Salah satu TK di Bantul yang mengajak siswa/siswinya untuk ke mengunjungi Festival Literasi yang digelar Pemkab Bantul . Kiki Luqman
Harianjogja.com, BANTUL—Festival Literasi yang digelar Pemerintah Kabupaten Bantul menjadi ruang pertemuan berbagai elemen masyarakat, mulai dari pelajar, penerbit buku, Taman Baca Masyarakat (TBM), UMKM, hingga lembaga pendidikan dan perbankan.
Kegiatan yang berlangsung selama tiga hari ini diharapkan mampu mendorong budaya membaca sekaligus menguatkan literasi masyarakat Bantul. Festival digelar di halaman Pendopo Parasamya Kompleks Perkantoran Pemkab Bantul pada Rabu 1 Oktober hingga Jumat 3 Oktober 2025.
BACA JUGA: Indeks Pembangunan Literasi Bantul Tertinggi Kedua di DIY Setelah Jogja
Plt Kepala Dinas Perpustakaan dan Kearsipan Kabupaten Bantul, Sukrisna Dwi Susanta, menyampaikan tujuan utama festival ini ialah menumbuhkan minat baca sejak dini.
“Intinya agar anak-anak kita mencintai buku, senang membaca, dan dari situ ilmu yang didapat bisa dipakai dalam kehidupan sehari-hari,” ujarnya, Rabu (1/10/2025).
Ia menambahkan, literasi tidak hanya berhenti pada kebiasaan membaca, tetapi juga diarahkan pada praktik nyata.
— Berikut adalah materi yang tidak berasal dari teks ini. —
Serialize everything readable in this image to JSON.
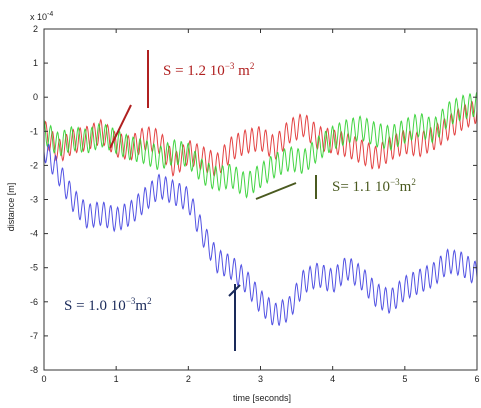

“Misalnya di Pucangsari ada pengrajin batik. Anak-anak muda belajar membatik dari buku, memahami manajemen pemasaran, hingga menjual hasil karya. Jadi membaca itu bisa diterapkan untuk meningkatkan kesejahteraan,” jelasnya.
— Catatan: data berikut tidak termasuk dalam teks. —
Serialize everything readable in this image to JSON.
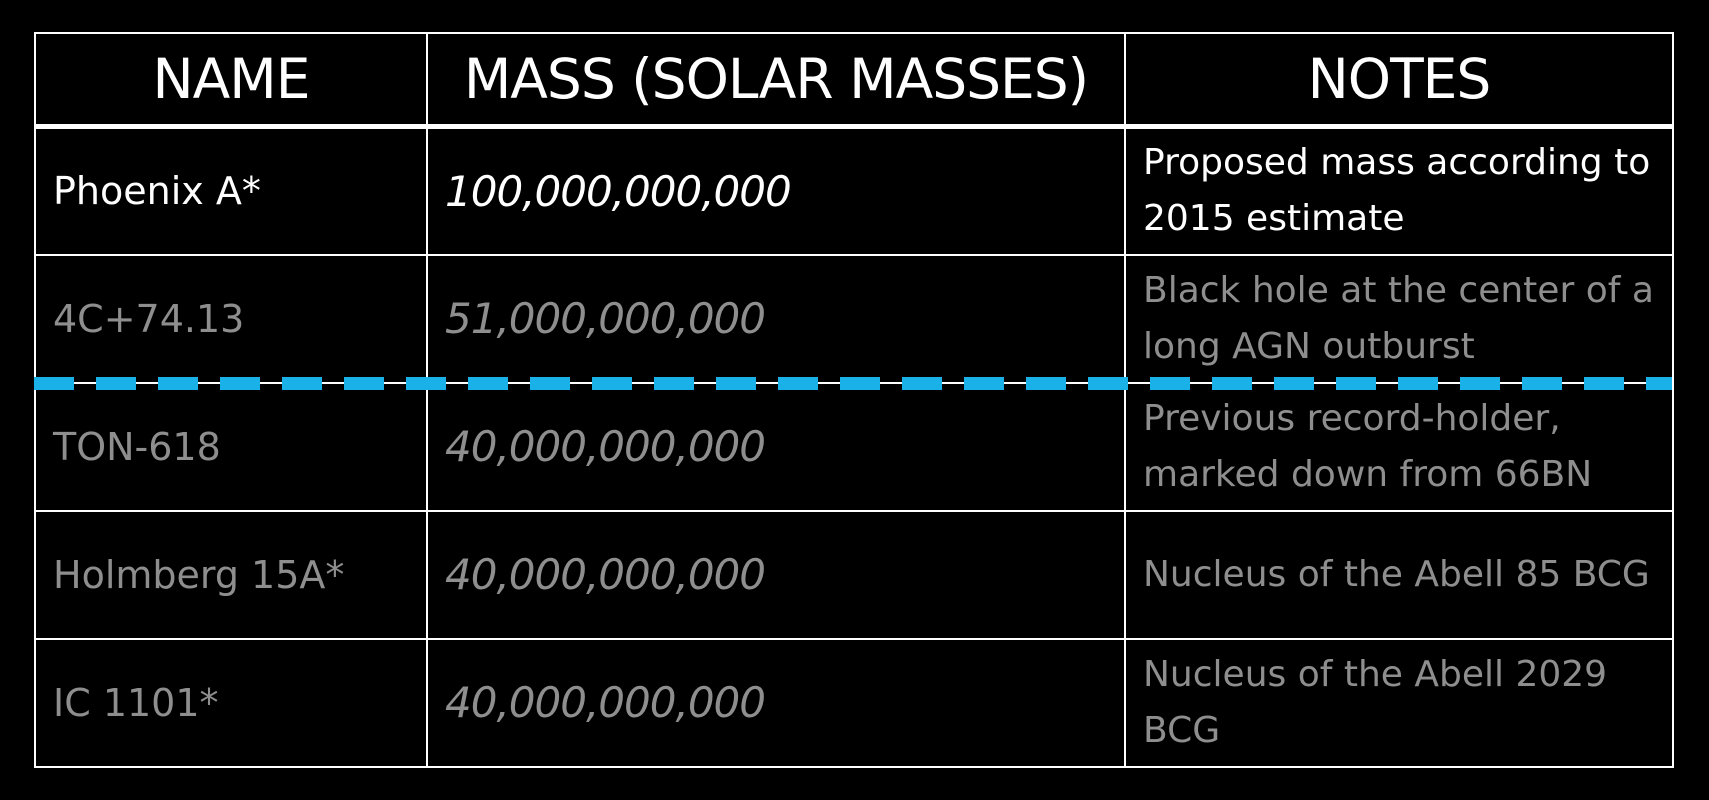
{
  "table": {
    "headers": [
      "NAME",
      "MASS (SOLAR MASSES)",
      "NOTES"
    ],
    "rows": [
      {
        "name": "Phoenix A*",
        "mass": "100,000,000,000",
        "notes": "Proposed mass according to 2015 estimate"
      },
      {
        "name": "4C+74.13",
        "mass": "51,000,000,000",
        "notes": "Black hole at the center of a long AGN outburst"
      },
      {
        "name": "TON-618",
        "mass": "40,000,000,000",
        "notes": "Previous record-holder, marked down from 66BN"
      },
      {
        "name": "Holmberg 15A*",
        "mass": "40,000,000,000",
        "notes": "Nucleus of the Abell 85 BCG"
      },
      {
        "name": "IC 1101*",
        "mass": "40,000,000,000",
        "notes": "Nucleus of the Abell 2029 BCG"
      }
    ]
  },
  "colors": {
    "background": "#000000",
    "highlight_text": "#ffffff",
    "muted_text": "#8e8e8e",
    "divider": "#1ab0e8",
    "grid": "#ffffff"
  }
}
Festival ini diikuti sekitar 65 stand dengan peserta beragam. Mulai dari penerbit buku, UMKM, TBM, sekolah, pondok pesantren, hingga lembaga seperti KPU dan Bawaslu turut berpartisipasi.
“Masyarakat bisa mengunjungi tenda-tenda untuk mengenal buku, membeli karya UMKM, sekaligus melihat bagaimana literasi bisa mendukung kehidupan sosial melalui perpustakaan berbasis inklusi sosial,” kata Sukrisna.
Selain literasi, festival ini juga menampilkan karya seni dan budaya dari pelajar.
Guru Seni Budaya SMPN 1 Piyungan, Agung Riyanto, mengatakan siswanya membawa karya penelitian dan pameran literasi ke ajang ini.
“Ada karya tulis, antologi puisi guru, hingga penelitian anak-anak seperti ekstraksi pucuk merah untuk pewarna batik,” ujarnya.
Tak hanya itu, SMPN 1 Piyungan juga mengenalkan kearifan lokal lewat tradisi Kupatan Jolosutro, peristiwa budaya tahunan yang melibatkan kebersamaan warga.
Katanya Jolosutro, merupakan wujud syukur atas limpahan berkah dari Tuhan, terutama terkait pertanian mereka, serta untuk mempererat kebersamaan.
“Kami wujudkan dalam bentuk gunungan berisi kupat. Anak-anak kami libatkan langsung dalam peristiwa budaya tersebut. Jadi mereka tidak hanya membaca, tapi ikut terjun mempraktikkannya,” kata Agung.
Menurutnya, minat siswa terhadap budaya sangat tinggi. Hal ini sejalan dengan visi sekolah berbasis budaya dan ramah anak.
“Kalau sekolah lain ada yang berbasis olahraga, kami konsisten menekankan pada budaya. Anak-anak aktif mengenal, melestarikan, dan mempraktikkan tradisi lokal,” pungkasnya.
Festival Literasi Bantul diharapkan menjadi momentum lahirnya generasi cerdas, berakhlak mulia, dan berkepribadian Indonesia, sekaligus menyongsong visi Indonesia Emas 2045.